This collection began in 1990, out of a sense of wonder and amusement. Having tried (and failed) to photograph Pt. Lobos, an iconic coastal preserve in Northern California, in a unique way, I looked down at some of the sandstone and granite patterns at Weston Beach and made the initial photo (first image). I thought it was amusing, but filed it away and forgot about it.

Several years later, armed with my first digital camera, I returned to Weston Beach and again, looked down. It was a crisp, sparking morning with an extremely low tide.  As I scrambled over the slippery rocks, a chorus of faces and mythical creatures emerged. It was impossible to “unsee” them, so I began photographing them as found portraits, each unique, each etched forever in the rock that was the foundation of that storied beach. I’ve returned several times over the years and expected to see the same menagerie of figures and faces, but it was different each time. 

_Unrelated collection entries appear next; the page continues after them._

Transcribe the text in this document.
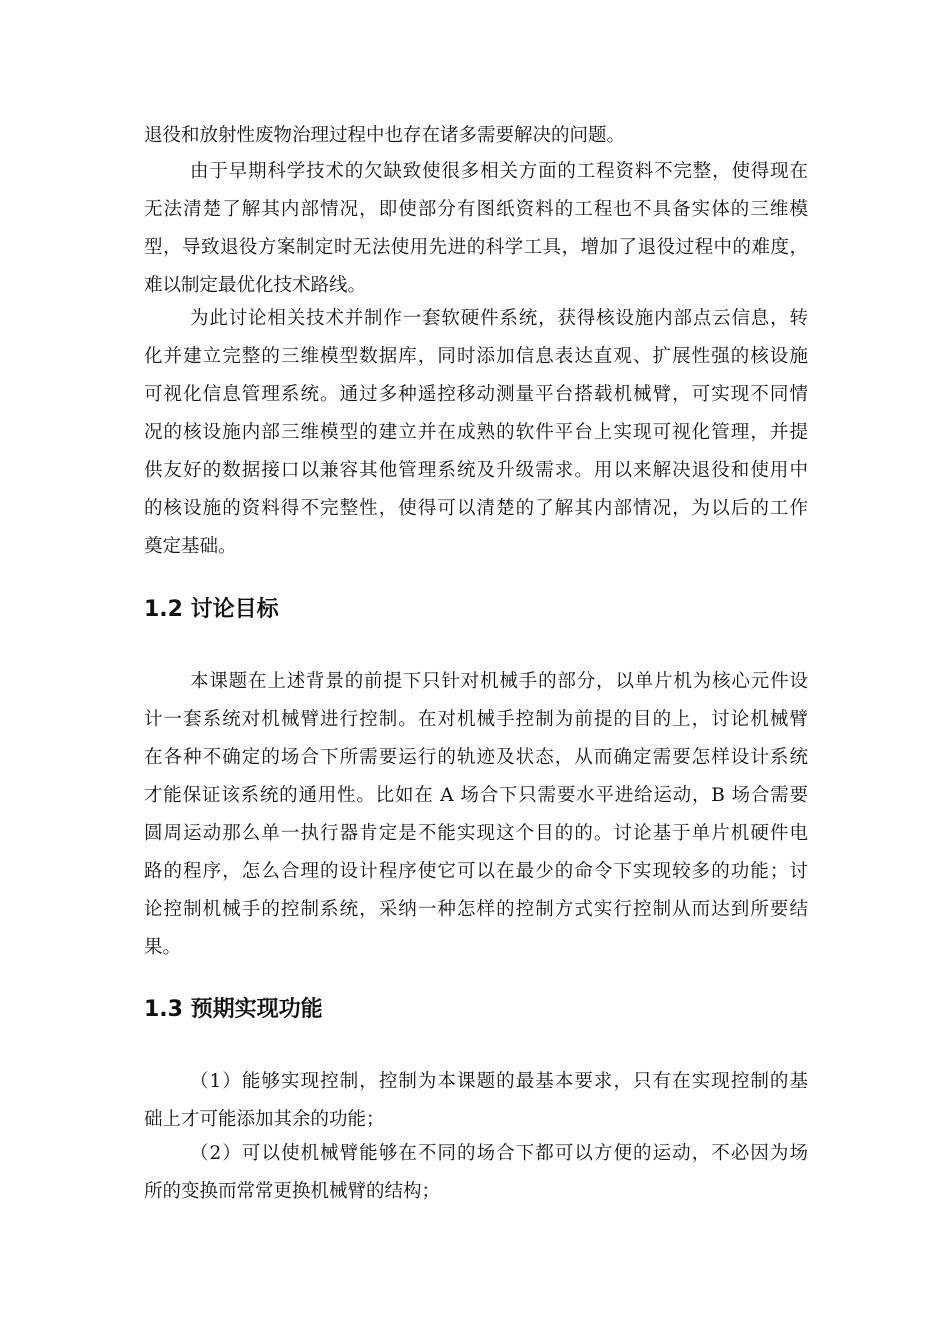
退役和放射性废物治理过程中也存在诸多需要解决的问题。
由于早期科学技术的欠缺致使很多相关方面的工程资料不完整，使得现在
无法清楚了解其内部情况，即使部分有图纸资料的工程也不具备实体的三维模
型，导致退役方案制定时无法使用先进的科学工具，增加了退役过程中的难度，
难以制定最优化技术路线。
为此讨论相关技术并制作一套软硬件系统，获得核设施内部点云信息，转
化并建立完整的三维模型数据库，同时添加信息表达直观、扩展性强的核设施
可视化信息管理系统。通过多种遥控移动测量平台搭载机械臂，可实现不同情
况的核设施内部三维模型的建立并在成熟的软件平台上实现可视化管理，并提
供友好的数据接口以兼容其他管理系统及升级需求。用以来解决退役和使用中
的核设施的资料得不完整性，使得可以清楚的了解其内部情况，为以后的工作
奠定基础。
1.2 讨论目标
本课题在上述背景的前提下只针对机械手的部分，以单片机为核心元件设
计一套系统对机械臂进行控制。在对机械手控制为前提的目的上，讨论机械臂
在各种不确定的场合下所需要运行的轨迹及状态，从而确定需要怎样设计系统
才能保证该系统的通用性。比如在 A 场合下只需要水平进给运动，B 场合需要
圆周运动那么单一执行器肯定是不能实现这个目的的。讨论基于单片机硬件电
路的程序，怎么合理的设计程序使它可以在最少的命令下实现较多的功能；讨
论控制机械手的控制系统，采纳一种怎样的控制方式实行控制从而达到所要结
果。
1.3 预期实现功能
（1）能够实现控制，控制为本课题的最基本要求，只有在实现控制的基
础上才可能添加其余的功能；
（2）可以使机械臂能够在不同的场合下都可以方便的运动，不必因为场
所的变换而常常更换机械臂的结构；
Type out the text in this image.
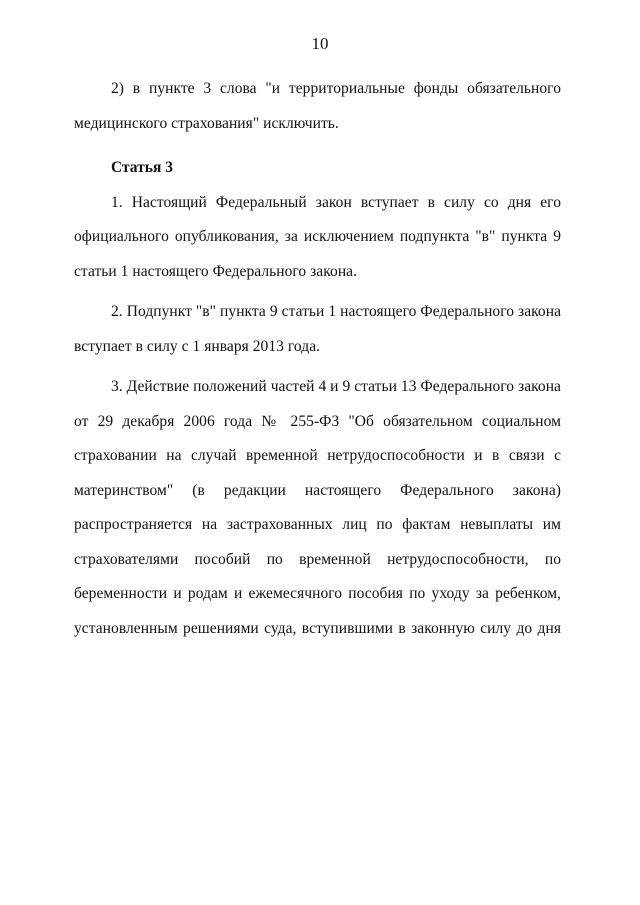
10

2) в пункте 3 слова "и территориальные фонды обязательного медицинского страхования" исключить.

Статья 3

1. Настоящий Федеральный закон вступает в силу со дня его официального опубликования, за исключением подпункта "в" пункта 9 статьи 1 настоящего Федерального закона.

2. Подпункт "в" пункта 9 статьи 1 настоящего Федерального закона вступает в силу с 1 января 2013 года.

3. Действие положений частей 4 и 9 статьи 13 Федерального закона от 29 декабря 2006 года № 255-ФЗ "Об обязательном социальном страховании на случай временной нетрудоспособности и в связи с материнством" (в редакции настоящего Федерального закона) распространяется на застрахованных лиц по фактам невыплаты им страхователями пособий по временной нетрудоспособности, по беременности и родам и ежемесячного пособия по уходу за ребенком, установленным решениями суда, вступившими в законную силу до дня
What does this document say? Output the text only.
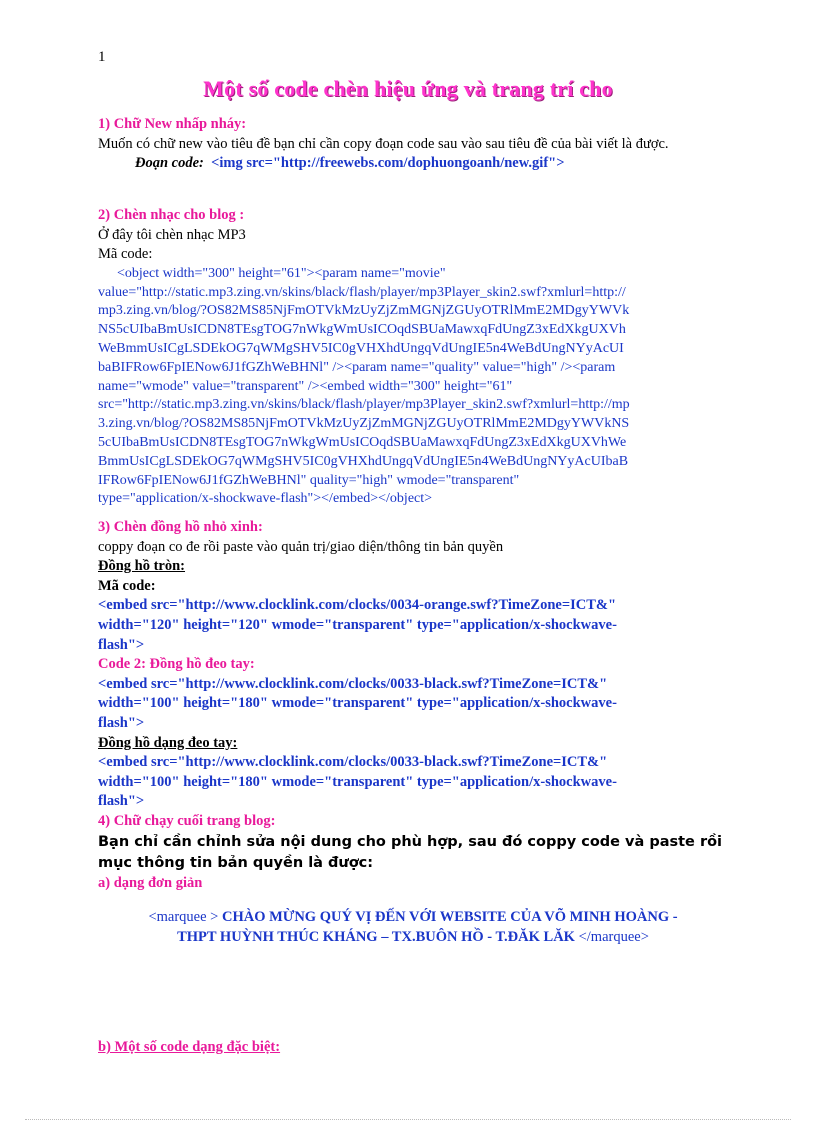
1
Một số code chèn hiệu ứng và trang trí cho
1) Chữ New nhấp nháy:
Muốn có chữ new vào tiêu đề bạn chỉ cần copy đoạn code sau vào sau tiêu đề của bài viết là được.
Đoạn code: <img src="http://freewebs.com/dophuongoanh/new.gif">
2) Chèn nhạc cho blog :
Ở đây tôi chèn nhạc MP3
Mã code:
<object width="300" height="61"><param name="movie"
value="http://static.mp3.zing.vn/skins/black/flash/player/mp3Player_skin2.swf?xmlurl=http://
mp3.zing.vn/blog/?OS82MS85NjFmOTVkMzUyZjZmMGNjZGUyOTRlMmE2MDgyYWVk
NS5cUIbaBmUsICDN8TEsgTOG7nWkgWmUsICOqdSBUaMawxqFdUngZ3xEdXkgUXVh
WeBmmUsICgLSDEkOG7qWMgSHV5IC0gVHXhdUngqVdUngIE5n4WeBdUngNYyAcUI
baBIFRow6FpIENow6J1fGZhWeBHNl" /><param name="quality" value="high" /><param
name="wmode" value="transparent" /><embed width="300" height="61"
src="http://static.mp3.zing.vn/skins/black/flash/player/mp3Player_skin2.swf?xmlurl=http://mp
3.zing.vn/blog/?OS82MS85NjFmOTVkMzUyZjZmMGNjZGUyOTRlMmE2MDgyYWVkNS
5cUIbaBmUsICDN8TEsgTOG7nWkgWmUsICOqdSBUaMawxqFdUngZ3xEdXkgUXVhWe
BmmUsICgLSDEkOG7qWMgSHV5IC0gVHXhdUngqVdUngIE5n4WeBdUngNYyAcUIbaB
IFRow6FpIENow6J1fGZhWeBHNl" quality="high" wmode="transparent"
type="application/x-shockwave-flash"></embed></object>
3) Chèn đồng hồ nhỏ xinh:
coppy đoạn co đe rồi paste vào quản trị/giao diện/thông tin bản quyền
Đồng hồ tròn:
Mã code:
<embed src="http://www.clocklink.com/clocks/0034-orange.swf?TimeZone=ICT&"
width="120" height="120" wmode="transparent" type="application/x-shockwave-
flash">
Code 2: Đồng hồ đeo tay:
<embed src="http://www.clocklink.com/clocks/0033-black.swf?TimeZone=ICT&"
width="100" height="180" wmode="transparent" type="application/x-shockwave-
flash">
Đồng hồ dạng đeo tay:
<embed src="http://www.clocklink.com/clocks/0033-black.swf?TimeZone=ICT&"
width="100" height="180" wmode="transparent" type="application/x-shockwave-
flash">
4) Chữ chạy cuối trang blog:
Bạn chỉ cần chỉnh sửa nội dung cho phù hợp, sau đó coppy code và paste rồi mục thông tin bản quyền là được:
a) dạng đơn giản
<marquee > CHÀO MỪNG QUÝ VỊ ĐẾN VỚI WEBSITE CỦA VÕ MINH HOÀNG -
THPT HUỲNH THÚC KHÁNG – TX.BUÔN HỒ - T.ĐĂK LĂK </marquee>
b) Một số code dạng đặc biệt:
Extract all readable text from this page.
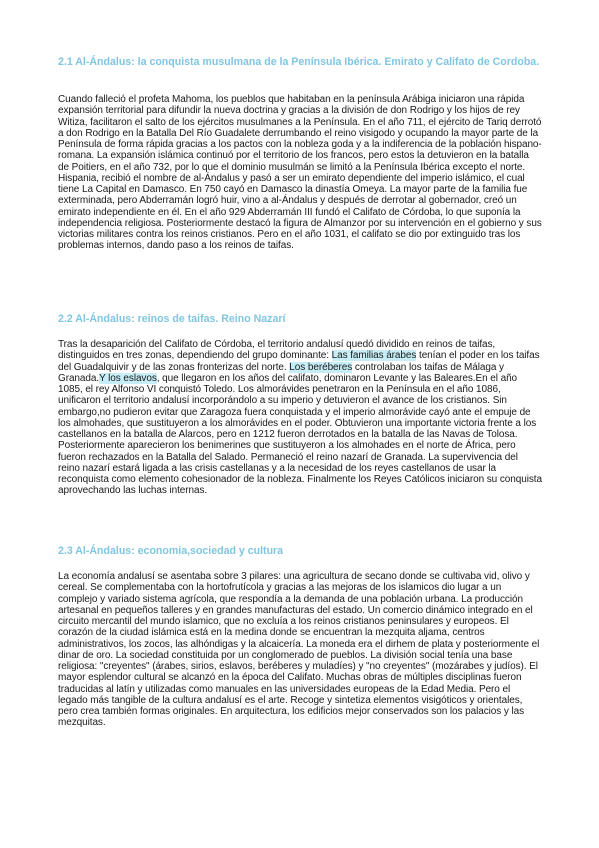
2.1 Al-Ándalus: la conquista musulmana de la Península Ibérica. Emirato y Califato de Cordoba.

Cuando falleció el profeta Mahoma, los pueblos que habitaban en la península Arábiga iniciaron una rápida expansión territorial para difundir la nueva doctrina y gracias a la división de don Rodrigo y los hijos de rey Witiza, facilitaron el salto de los ejércitos musulmanes a la Península. En el año 711, el ejército de Tariq derrotó a don Rodrigo en la Batalla Del Río Guadalete derrumbando el reino visigodo y ocupando la mayor parte de la Península de forma rápida gracias a los pactos con la nobleza goda y a la indiferencia de la población hispano-romana. La expansión islámica continuó por el territorio de los francos, pero estos la detuvieron en la batalla de Poitiers, en el año 732, por lo que el dominio musulmán se limitó a la Península Ibérica excepto el norte. Hispania, recibió el nombre de al-Ándalus y pasó a ser un emirato dependiente del imperio islámico, el cual tiene La Capital en Damasco. En 750 cayó en Damasco la dinastía Omeya. La mayor parte de la familia fue exterminada, pero Abderramán logró huir, vino a al-Ándalus y después de derrotar al gobernador, creó un emirato independiente en él. En el año 929 Abderramán III fundó el Califato de Córdoba, lo que suponía la independencia religiosa. Posteriormente destacó la figura de Almanzor por su intervención en el gobierno y sus victorias militares contra los reinos cristianos. Pero en el año 1031, el califato se dio por extinguido tras los problemas internos, dando paso a los reinos de taifas.

2.2 Al-Ándalus: reinos de taifas. Reino Nazarí

Tras la desaparición del Califato de Córdoba, el territorio andalusí quedó dividido en reinos de taifas, distinguidos en tres zonas, dependiendo del grupo dominante: Las familias árabes tenían el poder en los taifas del Guadalquivir y de las zonas fronterizas del norte. Los beréberes controlaban los taifas de Málaga y Granada.Y los eslavos, que llegaron en los años del califato, dominaron Levante y las Baleares.En el año 1085, el rey Alfonso VI conquistó Toledo. Los almorávides penetraron en la Península en el año 1086, unificaron el territorio andalusí incorporándolo a su imperio y detuvieron el avance de los cristianos. Sin embargo,no pudieron evitar que Zaragoza fuera conquistada y el imperio almorávide cayó ante el empuje de los almohades, que sustituyeron a los almorávides en el poder. Obtuvieron una importante victoria frente a los castellanos en la batalla de Alarcos, pero en 1212 fueron derrotados en la batalla de las Navas de Tolosa. Posteriormente aparecieron los benimerines que sustituyeron a los almohades en el norte de África, pero fueron rechazados en la Batalla del Salado. Permaneció el reino nazarí de Granada. La supervivencia del reino nazarí estará ligada a las crisis castellanas y a la necesidad de los reyes castellanos de usar la reconquista como elemento cohesionador de la nobleza. Finalmente los Reyes Católicos iniciaron su conquista aprovechando las luchas internas.

2.3 Al-Ándalus: economía,sociedad y cultura

La economía andalusí se asentaba sobre 3 pilares: una agricultura de secano donde se cultivaba vid, olivo y cereal. Se complementaba con la hortofrutícola y gracias a las mejoras de los islamicos dio lugar a un complejo y variado sistema agrícola, que respondía a la demanda de una población urbana. La producción artesanal en pequeños talleres y en grandes manufacturas del estado. Un comercio dinámico integrado en el circuito mercantil del mundo islamico, que no excluía a los reinos cristianos peninsulares y europeos. El corazón de la ciudad islámica está en la medina donde se encuentran la mezquita aljama, centros administrativos, los zocos, las alhóndigas y la alcaicería. La moneda era el dirhem de plata y posteriormente el dinar de oro. La sociedad constituida por un conglomerado de pueblos. La división social tenía una base religiosa: "creyentes" (árabes, sirios, eslavos, beréberes y muladíes) y "no creyentes" (mozárabes y judíos). El mayor esplendor cultural se alcanzó en la época del Califato. Muchas obras de múltiples disciplinas fueron traducidas al latín y utilizadas como manuales en las universidades europeas de la Edad Media. Pero el legado más tangible de la cultura andalusí es el arte. Recoge y sintetiza elementos visigóticos y orientales, pero crea también formas originales. En arquitectura, los edificios mejor conservados son los palacios y las mezquitas.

While these images are ephemeral, sadly, Pt. Lobos as we know it has an expiration date, as well. Northern California‘s sea level could rise as much as seven feet by the turn of the century, all but decimating Weston Beach. In the context of inevitable catastrophic climate change, Lobospheres has become my way to document the crazy micro-beauty of this natural treasure before it’s washed away. Ultimately, Lobospheres reminds us of what we take for granted and rarely take the time to really see or appreciate.